# Starter Drive



## rusty baker (Feb 13, 2009)

I guess I'm getting senile. I'm trying to change the starter drive on a Ford starter. It's off an 85 302. I can't remember how to get the clip off that allows the drive to slip off the shaft. Probably been 20 years. Anyone know?


----------



## brokenknee (Dec 13, 2008)

It has been a while for me also, isn't there a c clip on the end after you take the housing apart? 

Post a picture if you can maybe that will refresh my memory.


----------



## rusty baker (Feb 13, 2009)

Cant remember how to get the c clip off.


----------



## brokenknee (Dec 13, 2008)

If this is what you are looking at, if I remember correctly you should be able to get it off with two screwdrivers, use one to keep the clip from turning while pushing on the side to open the clip up.

I also believe they make a special pliers for this also


----------



## brokenknee (Dec 13, 2008)

To get the housing apart the bolts that hold the front housing on go all the way to the back of the starter.


----------



## brokenknee (Dec 13, 2008)

Here is where I grabbed the photos from, they have a pretty detailed thread on rebuilding a Ford starter. The old ones are all pretty much the same. I think the main difference was size, one a two bolt, the other a three bolt. 

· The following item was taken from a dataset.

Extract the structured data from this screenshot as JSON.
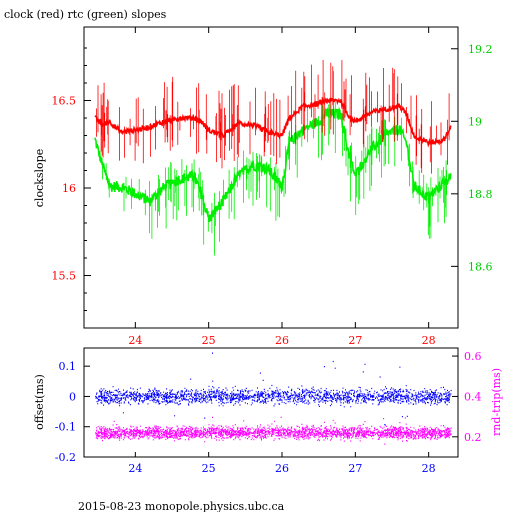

http://www.mustangmonthly.com/howto/mump_0912_1965_ford_mustang_starter_rebuilt/photo_20.html


----------



## rusty baker (Feb 13, 2009)

That's the clip. Thanks I'll try it tomorrow.


----------



## Giles (Jan 25, 2010)

rusty baker said:


> That's the clip. Thanks I'll try it tomorrow.


 I have removed and replaced many. Most consist of three parts--The cup, closest to armature windings the "C" clip and the flanged front washer. Just separate the two halves leaving the "C" on shaft. Just use whatever to remove.
Most important, is how it is replaced. Make sure the "C" is not distorted and gently close up the gap. Place on shaft and install using a soft piece of wood hit by a hammer. Then gently slide the ring in place and press the washers together.


----------



## rusty baker (Feb 13, 2009)

Got it done, thanks.


----------